La déroute des marchés turcs s'est accentuée mardi, les investisseurs s'attendant à ce que le président Tayyip Erdogan soit en mesure de prolonger son règne - et ses politiques économiques peu orthodoxes - pour une troisième décennie.

Les valeurs bancaires et les obligations souveraines en dollars ont chuté pour la deuxième journée et le coût de l'assurance de la dette turque a encore augmenté après que M. Erdogan a défié les attentes lors de la course présidentielle de dimanche, décrochant un peu moins du seuil de 50 % nécessaire pour remporter la victoire et lui donnant l'avantage sur son rival de l'opposition, Kemal Kilicdaroglu, avant le second tour de scrutin du 28 mai.

"Les marchés réagissent maintenant au fait que nous allons probablement assister à un retour à l'administration précédente et à une continuité des politiques qui ont rendu la Turquie presque ininvestissable pour les gestionnaires de fonds occidentaux", a déclaré Jon Harrison, directeur général de la stratégie macroéconomique des marchés émergents chez TS Lombard.

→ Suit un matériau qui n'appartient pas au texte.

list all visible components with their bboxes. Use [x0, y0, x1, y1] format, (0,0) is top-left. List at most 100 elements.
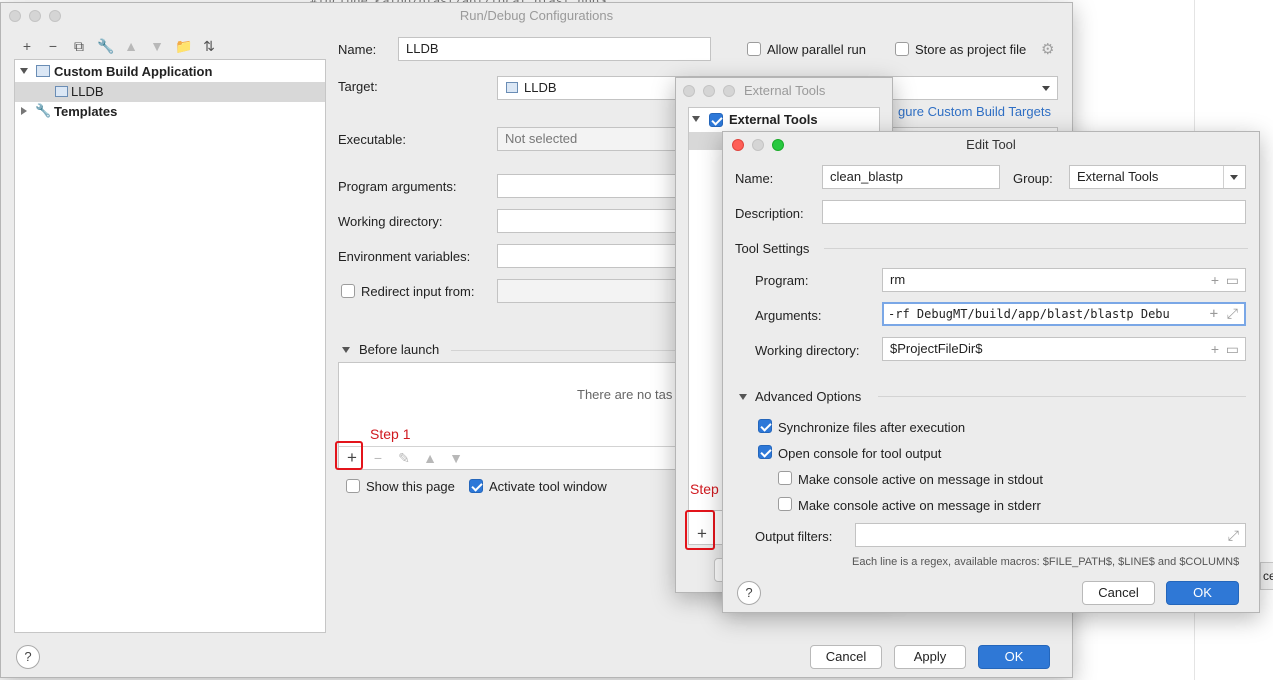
group-label: Group: [1013, 171, 1053, 186]
redirect-input-checkbox[interactable] [341, 284, 355, 298]
move-down-icon[interactable]: ▼ [149, 38, 165, 54]
tool-working-dir-value: $ProjectFileDir$ [890, 341, 983, 356]
expand-icon[interactable]: ⤢ [1226, 307, 1238, 321]
before-launch-toggle-icon[interactable] [342, 347, 350, 353]
help-button[interactable]: ? [737, 581, 761, 605]
remove-task-icon[interactable]: − [370, 450, 386, 466]
apply-button[interactable]: Apply [894, 645, 966, 669]
tool-name-input[interactable]: clean_blastp [822, 165, 1000, 189]
insert-macro-icon[interactable]: + [1207, 307, 1218, 321]
open-console-checkbox[interactable] [758, 445, 772, 459]
wrench-icon: 🔧 [35, 103, 52, 118]
working-dir-label: Working directory: [338, 214, 443, 229]
minimize-window-button[interactable] [703, 85, 715, 97]
before-launch-label: Before launch [359, 342, 440, 357]
copy-icon[interactable]: ⧉ [71, 38, 87, 54]
group-value: External Tools [1077, 169, 1159, 184]
group-select[interactable]: External Tools [1069, 165, 1246, 189]
output-filters-input[interactable]: ⤢ [855, 523, 1246, 547]
show-page-label: Show this page [366, 479, 455, 494]
chevron-down-icon [1042, 86, 1050, 91]
program-args-label: Program arguments: [338, 179, 457, 194]
advanced-options-label: Advanced Options [755, 389, 862, 404]
edit-tool-cancel-button[interactable]: Cancel [1082, 581, 1155, 605]
show-page-checkbox[interactable] [346, 479, 360, 493]
minimize-window-button[interactable] [29, 10, 41, 22]
arguments-input[interactable]: -rf DebugMT/build/app/blast/blastp Debu … [882, 302, 1246, 326]
cancel-button[interactable]: Cancel [810, 645, 882, 669]
zoom-window-button[interactable] [49, 10, 61, 22]
program-label: Program: [755, 273, 809, 288]
expand-icon[interactable] [692, 116, 700, 122]
close-window-button[interactable] [9, 10, 21, 22]
app-config-icon [55, 86, 68, 97]
tree-item-templates[interactable]: Templates [54, 104, 117, 119]
activate-tool-checkbox[interactable] [469, 479, 483, 493]
folder-add-icon[interactable]: 📁 [175, 38, 192, 54]
close-window-button[interactable] [683, 85, 695, 97]
tool-settings-separator [824, 248, 1248, 249]
run-debug-titlebar: Run/Debug Configurations [1, 3, 1072, 29]
wrench-icon[interactable]: 🔧 [97, 38, 114, 54]
expand-icon[interactable]: ⤢ [1228, 528, 1239, 542]
zoom-window-button[interactable] [723, 85, 735, 97]
run-debug-title: Run/Debug Configurations [459, 8, 614, 23]
external-tools-group-checkbox[interactable] [709, 113, 723, 127]
folder-icon[interactable]: ▭ [1226, 273, 1239, 287]
allow-parallel-checkbox[interactable] [747, 42, 761, 56]
sync-files-checkbox[interactable] [758, 419, 772, 433]
insert-macro-icon[interactable]: + [1211, 273, 1219, 287]
step2-highlight [685, 510, 715, 550]
activate-tool-label: Activate tool window [489, 479, 607, 494]
move-task-down-icon[interactable]: ▼ [448, 450, 464, 466]
app-config-icon [506, 82, 518, 93]
console-stderr-checkbox[interactable] [778, 497, 792, 511]
external-tools-title: External Tools [744, 83, 826, 98]
edit-tool-ok-button[interactable]: OK [1166, 581, 1239, 605]
tree-item-lldb: LLDB [71, 84, 104, 99]
insert-macro-icon[interactable]: + [1211, 342, 1219, 356]
description-input[interactable] [822, 200, 1246, 224]
ok-button[interactable]: OK [978, 645, 1050, 669]
program-value: rm [890, 272, 906, 287]
tool-name-label: Name: [735, 171, 774, 186]
tool-working-dir-input[interactable]: $ProjectFileDir$ + ▭ [882, 337, 1246, 361]
gear-icon[interactable]: ⚙ [1041, 40, 1054, 58]
folder-icon[interactable]: ▭ [1226, 342, 1239, 356]
close-window-button[interactable] [732, 139, 744, 151]
redirect-input-label: Redirect input from: [361, 284, 475, 299]
move-task-up-icon[interactable]: ▲ [422, 450, 438, 466]
step1-highlight [335, 441, 363, 470]
description-label: Description: [735, 206, 804, 221]
sort-icon[interactable]: ⇅ [201, 38, 217, 54]
tool-settings-label: Tool Settings [735, 241, 810, 256]
configure-targets-link[interactable]: gure Custom Build Targets [898, 104, 1051, 119]
tree-item-custom-build-app[interactable]: Custom Build Application [54, 64, 212, 79]
minimize-window-button[interactable] [752, 139, 764, 151]
tree-item-lldb-row[interactable]: LLDB [15, 82, 325, 102]
expand-icon[interactable] [20, 68, 28, 74]
editor-peek-panel: ce [1260, 562, 1273, 590]
edit-tool-titlebar: Edit Tool [723, 132, 1259, 158]
chevron-down-icon [1223, 166, 1245, 188]
program-input[interactable]: rm + ▭ [882, 268, 1246, 292]
edit-tool-title: Edit Tool [966, 137, 1016, 152]
external-tools-group-label[interactable]: External Tools [729, 112, 818, 127]
edit-tool-window: Edit Tool Name: clean_blastp Group: Exte… [722, 131, 1260, 613]
edit-task-icon[interactable]: ✎ [396, 450, 412, 466]
store-project-checkbox[interactable] [895, 42, 909, 56]
help-button[interactable]: ? [16, 645, 40, 669]
remove-icon[interactable]: − [45, 38, 61, 54]
advanced-toggle-icon[interactable] [739, 394, 747, 400]
name-input[interactable]: LLDB [398, 37, 711, 61]
sync-files-label: Synchronize files after execution [778, 420, 966, 435]
step1-annotation: Step 1 [370, 426, 411, 442]
output-filters-hint: Each line is a regex, available macros: … [852, 556, 1240, 568]
target-label: Target: [338, 79, 378, 94]
arguments-value: -rf DebugMT/build/app/blast/blastp Debu [888, 307, 1170, 321]
add-icon[interactable]: + [19, 38, 35, 54]
console-stdout-checkbox[interactable] [778, 471, 792, 485]
zoom-window-button[interactable] [772, 139, 784, 151]
collapse-icon[interactable] [21, 107, 27, 115]
move-up-icon[interactable]: ▲ [123, 38, 139, 54]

Avant les élections, les sondages d'opinion avaient donné Kilicdaroglu en tête, et les investisseurs s'attendaient à ce qu'il abandonne certaines des politiques économiques d'Erdogan, y compris les efforts coûteux pour soutenir la lire.

La lire, dont les analystes estiment qu'elle est de plus en plus gérée par les autorités turques depuis un an, était un peu plus faible à 19,7175 pour un dollar et se rapprochait de plus en plus du niveau record de 19,80 atteint en mars.

Les obligations d'État à plus long terme, libellées en dollars, ont connu les plus fortes baisses sur les marchés à revenu fixe, bien que les obligations d'entreprises et du secteur bancaire aient également légèrement baissé.

L'obligation du gouvernement à échéance 2045 a baissé de 1,5 cents pour s'échanger à un peu moins de 73 cents pour un dollar, près de son plus bas niveau depuis fin février, selon les données de Tradeweb, après des baisses de plus de 7 cents lundi.

Les swaps de défaut de crédit à cinq ans, qui indiquent le prix de l'assurance de la dette publique contre le défaut de paiement, ont grimpé à 652 points de base, en hausse de 18 points de base par rapport à la clôture de lundi et de 160 points de base par rapport au niveau de vendredi avant l'élection.

L'agence de notation Fitch a déclaré que l'incertitude politique et économique persisterait au moins jusqu'à la fin des élections.

En ce qui concerne la pression exercée sur la note souveraine "B"/négative de la Turquie, nous nous concentrerons après les élections sur la question de savoir si le dosage des politiques devient plus crédible et plus cohérent", a-t-elle déclaré, en utilisant le nom turc pour désigner le pays.

Les valeurs bancaires, qui avaient bondi dans la semaine précédant l'élection dans l'espoir d'un changement de politique, ont encore chuté de 8 %, ce qui porte leurs pertes depuis l'élection à près de 20 %.

Les actions de Yapi Kredi, Is Bank et Akbank ont chuté de plus de 9 %, tout comme le grand conglomérat Koc Holding, la chaîne de magasins discount BIM et Coca-Cola Icecek.

La société minière Koza Madencilik, le producteur de véhicules commerciaux et militaires Otokar et le producteur d'acier Kardemir ont été parmi les plus performants de l'indice BIST-100, avec des hausses comprises entre 1,51% et 4,16%.

L'indice global de la bourse d'Istanbul, qui avait enregistré une baisse de 6,1% lundi, sa plus forte baisse quotidienne en pourcentage depuis le début du mois de février, est resté pratiquement stable. Cependant, certains ont averti qu'il pourrait y avoir une nouvelle pression à la baisse.

"La poursuite des contrôles de capitaux et des interventions efficaces sur le marché des changes, bien qu'insoutenables, devrait signifier moins de volatilité à court terme pour les prix des actifs turcs", a écrit Erik Meyersson, stratégiste en chef des marchés émergents auprès de la banque SEB, dans une note.

"Cela dit, l'insoutenabilité de l'environnement politique actuel est très négative dans tout ce qui est plus long que le plus court des horizons temporels, et nous ne pouvons pas exclure un ajustement brutal des prix des actifs turcs d'ici un an sans au moins un renversement partiel significatif de la politique par le gouvernement."